By Philip Rucker and Paul Kane Washington Post Staff Writers
Wednesday, December 15, 2010; 12:00 AM
Weeks after swearing off earmarks, many senators stand to gain tens of millions of dollars for pet projects in a massive spending bill that could be their last chance at the money before a more conservative Congress begins next month.
The $1.2 trillion bill, released on Tuesday, includes more than 6,000 earmarks totaling $8 billion, an amount that many lawmakers decried as an irresponsible binge following a midterm election in which many voters demanded that the government cut spending.

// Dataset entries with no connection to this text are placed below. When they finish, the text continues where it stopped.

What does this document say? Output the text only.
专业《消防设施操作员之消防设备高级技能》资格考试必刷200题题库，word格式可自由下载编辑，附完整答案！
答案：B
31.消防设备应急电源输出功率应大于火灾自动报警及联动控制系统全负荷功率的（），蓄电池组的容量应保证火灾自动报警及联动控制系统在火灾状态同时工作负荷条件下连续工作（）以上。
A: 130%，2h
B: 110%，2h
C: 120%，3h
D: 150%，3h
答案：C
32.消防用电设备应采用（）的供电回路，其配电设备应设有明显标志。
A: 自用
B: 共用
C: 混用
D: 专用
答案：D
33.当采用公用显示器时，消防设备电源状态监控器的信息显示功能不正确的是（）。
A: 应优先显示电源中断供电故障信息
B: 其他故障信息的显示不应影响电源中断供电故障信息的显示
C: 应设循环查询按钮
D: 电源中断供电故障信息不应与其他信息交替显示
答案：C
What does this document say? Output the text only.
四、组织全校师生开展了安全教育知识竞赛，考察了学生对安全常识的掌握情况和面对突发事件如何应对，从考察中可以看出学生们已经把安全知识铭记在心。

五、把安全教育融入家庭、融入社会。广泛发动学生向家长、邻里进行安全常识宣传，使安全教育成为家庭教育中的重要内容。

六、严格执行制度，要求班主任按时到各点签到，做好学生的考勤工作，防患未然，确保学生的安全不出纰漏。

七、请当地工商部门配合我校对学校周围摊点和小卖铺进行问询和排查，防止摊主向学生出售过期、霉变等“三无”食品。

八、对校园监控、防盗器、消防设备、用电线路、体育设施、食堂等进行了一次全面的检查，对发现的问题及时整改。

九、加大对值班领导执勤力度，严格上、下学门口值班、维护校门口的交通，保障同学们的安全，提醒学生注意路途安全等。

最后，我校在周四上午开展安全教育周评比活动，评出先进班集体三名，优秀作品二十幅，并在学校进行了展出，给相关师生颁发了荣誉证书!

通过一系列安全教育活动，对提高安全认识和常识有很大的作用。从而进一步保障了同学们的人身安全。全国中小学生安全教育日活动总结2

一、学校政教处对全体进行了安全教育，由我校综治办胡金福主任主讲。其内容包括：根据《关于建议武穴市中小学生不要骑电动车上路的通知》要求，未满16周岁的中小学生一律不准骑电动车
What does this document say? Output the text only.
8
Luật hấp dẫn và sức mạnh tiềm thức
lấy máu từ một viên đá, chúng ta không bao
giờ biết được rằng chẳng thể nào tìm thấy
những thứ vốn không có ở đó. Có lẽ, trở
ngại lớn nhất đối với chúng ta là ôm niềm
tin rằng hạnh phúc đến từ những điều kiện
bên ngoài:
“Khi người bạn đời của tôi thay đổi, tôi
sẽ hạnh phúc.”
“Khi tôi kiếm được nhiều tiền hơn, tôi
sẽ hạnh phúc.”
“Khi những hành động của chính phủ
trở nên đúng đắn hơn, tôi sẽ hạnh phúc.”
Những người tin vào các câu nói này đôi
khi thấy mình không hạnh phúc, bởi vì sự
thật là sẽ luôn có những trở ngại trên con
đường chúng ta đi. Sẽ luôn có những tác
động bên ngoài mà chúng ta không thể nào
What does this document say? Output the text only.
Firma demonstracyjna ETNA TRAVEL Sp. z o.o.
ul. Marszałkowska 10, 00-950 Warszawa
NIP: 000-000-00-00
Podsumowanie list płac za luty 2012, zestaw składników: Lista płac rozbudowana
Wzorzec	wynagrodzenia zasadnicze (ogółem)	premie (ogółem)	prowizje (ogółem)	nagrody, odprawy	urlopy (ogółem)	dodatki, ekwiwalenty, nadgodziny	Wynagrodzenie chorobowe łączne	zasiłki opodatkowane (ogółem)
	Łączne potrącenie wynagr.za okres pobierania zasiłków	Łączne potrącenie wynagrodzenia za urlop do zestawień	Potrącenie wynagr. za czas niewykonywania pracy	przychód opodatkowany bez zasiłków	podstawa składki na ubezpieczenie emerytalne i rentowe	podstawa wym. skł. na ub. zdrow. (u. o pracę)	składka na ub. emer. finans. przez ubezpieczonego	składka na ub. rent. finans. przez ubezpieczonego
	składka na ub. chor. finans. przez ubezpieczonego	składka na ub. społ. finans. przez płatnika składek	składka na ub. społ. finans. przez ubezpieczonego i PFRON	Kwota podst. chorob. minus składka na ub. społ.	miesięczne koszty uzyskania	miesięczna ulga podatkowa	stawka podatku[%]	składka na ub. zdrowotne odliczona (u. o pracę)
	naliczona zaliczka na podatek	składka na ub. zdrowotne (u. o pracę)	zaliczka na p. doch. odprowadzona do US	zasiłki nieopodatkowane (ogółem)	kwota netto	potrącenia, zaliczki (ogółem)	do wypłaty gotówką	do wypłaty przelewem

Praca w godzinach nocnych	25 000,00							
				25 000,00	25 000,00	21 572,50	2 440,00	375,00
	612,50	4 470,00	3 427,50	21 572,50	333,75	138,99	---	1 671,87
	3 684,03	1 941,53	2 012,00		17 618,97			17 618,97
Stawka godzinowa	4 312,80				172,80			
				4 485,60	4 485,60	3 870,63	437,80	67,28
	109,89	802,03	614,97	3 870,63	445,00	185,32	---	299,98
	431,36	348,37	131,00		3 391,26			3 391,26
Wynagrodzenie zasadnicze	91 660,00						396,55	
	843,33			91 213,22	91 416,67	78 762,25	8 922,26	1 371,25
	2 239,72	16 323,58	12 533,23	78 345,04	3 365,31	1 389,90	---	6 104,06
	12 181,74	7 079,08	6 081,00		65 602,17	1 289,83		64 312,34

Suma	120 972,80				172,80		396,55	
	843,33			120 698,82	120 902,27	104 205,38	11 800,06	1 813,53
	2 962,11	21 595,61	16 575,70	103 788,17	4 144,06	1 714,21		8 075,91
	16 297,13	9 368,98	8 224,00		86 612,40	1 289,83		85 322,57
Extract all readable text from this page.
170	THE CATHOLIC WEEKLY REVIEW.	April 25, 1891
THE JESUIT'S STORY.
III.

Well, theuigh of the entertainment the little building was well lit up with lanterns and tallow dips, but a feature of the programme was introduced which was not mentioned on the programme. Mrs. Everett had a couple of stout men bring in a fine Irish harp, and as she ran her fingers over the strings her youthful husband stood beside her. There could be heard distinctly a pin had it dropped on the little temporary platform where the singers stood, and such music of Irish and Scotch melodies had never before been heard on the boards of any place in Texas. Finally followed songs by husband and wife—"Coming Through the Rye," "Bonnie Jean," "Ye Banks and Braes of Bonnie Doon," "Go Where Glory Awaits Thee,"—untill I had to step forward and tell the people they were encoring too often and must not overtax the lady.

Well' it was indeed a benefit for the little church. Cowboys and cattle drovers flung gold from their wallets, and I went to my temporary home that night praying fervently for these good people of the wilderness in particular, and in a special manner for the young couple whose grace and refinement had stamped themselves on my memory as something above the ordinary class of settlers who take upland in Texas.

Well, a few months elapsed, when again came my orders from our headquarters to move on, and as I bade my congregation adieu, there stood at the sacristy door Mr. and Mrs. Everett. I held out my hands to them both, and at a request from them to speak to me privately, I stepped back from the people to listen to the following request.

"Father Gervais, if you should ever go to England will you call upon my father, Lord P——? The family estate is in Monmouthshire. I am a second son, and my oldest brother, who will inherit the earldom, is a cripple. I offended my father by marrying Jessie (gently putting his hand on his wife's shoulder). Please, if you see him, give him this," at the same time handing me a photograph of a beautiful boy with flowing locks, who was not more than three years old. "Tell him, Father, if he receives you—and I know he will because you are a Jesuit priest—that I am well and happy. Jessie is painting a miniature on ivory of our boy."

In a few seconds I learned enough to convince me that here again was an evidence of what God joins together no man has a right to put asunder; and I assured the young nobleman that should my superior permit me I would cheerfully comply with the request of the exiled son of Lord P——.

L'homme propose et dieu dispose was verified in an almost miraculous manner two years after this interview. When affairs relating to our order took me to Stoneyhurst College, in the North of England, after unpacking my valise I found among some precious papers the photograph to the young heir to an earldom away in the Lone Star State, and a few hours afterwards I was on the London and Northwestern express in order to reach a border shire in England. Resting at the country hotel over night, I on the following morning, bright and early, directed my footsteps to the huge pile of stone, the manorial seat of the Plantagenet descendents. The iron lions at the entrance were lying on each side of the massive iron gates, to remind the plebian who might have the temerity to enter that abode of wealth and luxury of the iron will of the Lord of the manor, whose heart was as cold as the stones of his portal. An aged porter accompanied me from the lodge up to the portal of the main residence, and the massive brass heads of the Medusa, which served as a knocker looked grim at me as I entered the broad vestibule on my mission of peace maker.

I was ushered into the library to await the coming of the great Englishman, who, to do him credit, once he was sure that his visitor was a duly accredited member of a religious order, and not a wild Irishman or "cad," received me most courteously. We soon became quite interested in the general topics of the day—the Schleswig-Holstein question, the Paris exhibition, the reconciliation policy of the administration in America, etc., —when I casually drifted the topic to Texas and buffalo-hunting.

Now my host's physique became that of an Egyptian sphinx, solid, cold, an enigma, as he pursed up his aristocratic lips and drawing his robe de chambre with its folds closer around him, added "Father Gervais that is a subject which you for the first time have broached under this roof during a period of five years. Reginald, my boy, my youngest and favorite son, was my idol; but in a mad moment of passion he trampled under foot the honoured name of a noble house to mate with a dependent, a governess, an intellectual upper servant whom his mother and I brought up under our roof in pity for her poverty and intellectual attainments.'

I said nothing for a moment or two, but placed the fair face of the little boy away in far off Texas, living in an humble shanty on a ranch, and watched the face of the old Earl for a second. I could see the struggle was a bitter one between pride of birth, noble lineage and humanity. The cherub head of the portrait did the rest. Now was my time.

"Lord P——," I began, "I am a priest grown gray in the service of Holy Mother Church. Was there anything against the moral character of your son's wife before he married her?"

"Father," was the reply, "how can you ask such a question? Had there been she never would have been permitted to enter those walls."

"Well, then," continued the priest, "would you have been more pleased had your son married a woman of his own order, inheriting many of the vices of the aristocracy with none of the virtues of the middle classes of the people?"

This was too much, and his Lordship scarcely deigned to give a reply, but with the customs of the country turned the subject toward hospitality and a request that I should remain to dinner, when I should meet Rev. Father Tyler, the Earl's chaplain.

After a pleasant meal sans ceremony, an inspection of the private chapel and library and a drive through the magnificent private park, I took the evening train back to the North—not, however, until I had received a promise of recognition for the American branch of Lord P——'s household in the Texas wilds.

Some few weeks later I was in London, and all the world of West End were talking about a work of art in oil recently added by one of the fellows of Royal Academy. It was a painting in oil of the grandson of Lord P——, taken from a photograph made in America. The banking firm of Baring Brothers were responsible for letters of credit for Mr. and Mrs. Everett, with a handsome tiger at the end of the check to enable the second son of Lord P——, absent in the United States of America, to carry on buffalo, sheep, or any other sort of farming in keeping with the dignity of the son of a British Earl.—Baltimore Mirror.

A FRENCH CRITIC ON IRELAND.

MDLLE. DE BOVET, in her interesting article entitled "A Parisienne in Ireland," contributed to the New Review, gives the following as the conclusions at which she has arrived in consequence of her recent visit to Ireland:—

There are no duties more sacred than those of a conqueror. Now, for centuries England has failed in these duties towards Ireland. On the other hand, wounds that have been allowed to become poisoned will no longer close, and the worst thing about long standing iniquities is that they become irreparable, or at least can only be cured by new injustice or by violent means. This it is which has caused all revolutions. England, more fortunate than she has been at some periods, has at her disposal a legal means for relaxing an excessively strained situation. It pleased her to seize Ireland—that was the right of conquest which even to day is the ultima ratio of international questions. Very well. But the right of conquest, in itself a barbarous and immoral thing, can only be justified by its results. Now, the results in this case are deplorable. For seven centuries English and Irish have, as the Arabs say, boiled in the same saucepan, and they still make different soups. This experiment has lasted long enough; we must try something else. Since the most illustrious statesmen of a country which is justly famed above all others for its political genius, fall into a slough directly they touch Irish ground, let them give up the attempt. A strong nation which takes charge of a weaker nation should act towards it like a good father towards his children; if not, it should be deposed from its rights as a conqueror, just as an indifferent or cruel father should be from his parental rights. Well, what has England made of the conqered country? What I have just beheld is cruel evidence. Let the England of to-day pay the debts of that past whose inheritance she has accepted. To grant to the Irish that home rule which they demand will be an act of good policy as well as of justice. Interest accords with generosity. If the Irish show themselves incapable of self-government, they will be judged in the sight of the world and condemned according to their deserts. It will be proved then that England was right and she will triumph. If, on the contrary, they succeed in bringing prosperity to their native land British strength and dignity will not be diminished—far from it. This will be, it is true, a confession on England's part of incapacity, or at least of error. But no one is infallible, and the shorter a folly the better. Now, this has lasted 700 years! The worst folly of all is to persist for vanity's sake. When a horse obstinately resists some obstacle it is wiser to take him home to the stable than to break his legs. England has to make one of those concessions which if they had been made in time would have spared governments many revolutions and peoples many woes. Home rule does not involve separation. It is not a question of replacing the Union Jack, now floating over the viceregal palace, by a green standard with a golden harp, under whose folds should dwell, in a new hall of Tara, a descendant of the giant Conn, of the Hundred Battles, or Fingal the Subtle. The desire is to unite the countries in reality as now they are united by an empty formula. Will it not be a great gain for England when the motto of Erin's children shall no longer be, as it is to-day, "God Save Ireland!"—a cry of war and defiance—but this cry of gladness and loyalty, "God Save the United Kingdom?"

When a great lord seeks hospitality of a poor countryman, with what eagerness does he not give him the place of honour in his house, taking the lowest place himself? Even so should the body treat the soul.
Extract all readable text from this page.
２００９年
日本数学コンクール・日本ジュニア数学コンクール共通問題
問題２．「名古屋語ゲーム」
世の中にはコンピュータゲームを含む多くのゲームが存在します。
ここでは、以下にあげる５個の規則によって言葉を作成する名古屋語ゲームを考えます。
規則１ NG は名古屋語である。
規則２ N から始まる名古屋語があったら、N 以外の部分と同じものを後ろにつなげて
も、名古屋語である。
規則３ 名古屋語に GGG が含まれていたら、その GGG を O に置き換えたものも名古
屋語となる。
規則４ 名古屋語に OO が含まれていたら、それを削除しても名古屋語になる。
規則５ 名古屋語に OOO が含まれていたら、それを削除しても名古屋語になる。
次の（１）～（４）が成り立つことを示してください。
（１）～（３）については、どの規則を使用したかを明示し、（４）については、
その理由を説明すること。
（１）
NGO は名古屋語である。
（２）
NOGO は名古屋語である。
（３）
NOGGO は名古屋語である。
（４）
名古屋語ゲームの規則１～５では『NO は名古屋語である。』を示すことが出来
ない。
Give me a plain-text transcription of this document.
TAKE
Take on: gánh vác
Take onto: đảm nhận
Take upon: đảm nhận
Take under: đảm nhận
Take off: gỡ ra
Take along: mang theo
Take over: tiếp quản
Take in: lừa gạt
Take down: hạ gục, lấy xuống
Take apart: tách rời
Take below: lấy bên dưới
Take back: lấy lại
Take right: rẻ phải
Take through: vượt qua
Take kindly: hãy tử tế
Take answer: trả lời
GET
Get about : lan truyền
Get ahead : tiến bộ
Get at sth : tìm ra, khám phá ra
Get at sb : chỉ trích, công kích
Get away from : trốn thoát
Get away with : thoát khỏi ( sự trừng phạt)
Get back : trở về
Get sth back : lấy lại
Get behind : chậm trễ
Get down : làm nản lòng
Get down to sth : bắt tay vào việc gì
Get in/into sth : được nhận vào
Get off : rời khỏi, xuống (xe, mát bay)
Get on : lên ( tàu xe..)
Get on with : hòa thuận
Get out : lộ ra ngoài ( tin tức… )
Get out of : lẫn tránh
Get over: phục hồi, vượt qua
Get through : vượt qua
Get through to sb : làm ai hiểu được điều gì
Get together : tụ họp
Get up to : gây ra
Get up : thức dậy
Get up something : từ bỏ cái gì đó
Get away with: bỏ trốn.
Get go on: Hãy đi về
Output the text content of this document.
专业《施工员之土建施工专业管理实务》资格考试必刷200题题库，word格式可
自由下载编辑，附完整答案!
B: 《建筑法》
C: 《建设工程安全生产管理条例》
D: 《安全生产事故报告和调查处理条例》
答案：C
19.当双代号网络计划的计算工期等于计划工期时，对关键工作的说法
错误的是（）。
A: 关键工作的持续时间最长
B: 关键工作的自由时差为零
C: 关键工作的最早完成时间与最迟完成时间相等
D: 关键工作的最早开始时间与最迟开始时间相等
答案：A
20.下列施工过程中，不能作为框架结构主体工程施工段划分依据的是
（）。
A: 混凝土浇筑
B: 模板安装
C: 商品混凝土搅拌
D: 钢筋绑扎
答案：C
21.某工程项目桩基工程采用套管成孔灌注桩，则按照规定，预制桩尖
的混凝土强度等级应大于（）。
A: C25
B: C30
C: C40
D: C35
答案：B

“The American people said just 42 days ago, ‘Enough!’ . . . Are we tone deaf? Are we stricken with amnesia?” Sen. John McCain (R-Ariz.), a leading earmark critic, said on the Senate floor, flipping through the 1,924-page bill as he pounded his desk.
The bill includes $18 million for two nonprofits associated with deceased Democrats, the late Sen. Edward M. Kennedy and Rep. John P. Murtha; $349,000 for swine waste management in North Carolina; and $6 million for a rural Iowa school program named after Sen. Tom Harkin (D-Iowa).
Senate Minority Leader Mitch McConnell (R-Ky.) epitomizes the conflicted nature of the debate. Formerly a member of the committee that doles out earmarks, McConnell reluctantly embraced a moratorium on the practice last month to send a signal that Republicans are serious about curbing spending.
Yet the legislation includes provisions requested this year by McConnell, including $650,000 for a genetic technology center at the University of Kentucky, according to an analysis of the bill by Taxpayers for Common Sense, a nonpartisan watchdog.
Saying he was now “vigorously in opposition” to the legislation, McConnell said Tuesday that rushed consideration of the bill “here on Christmas Eve” compelled him to try to block the bill through a filibuster. “I’m going to vote against things that arguably would benefit my state. I do not think this is the appropriate way to run the Senate,” he said.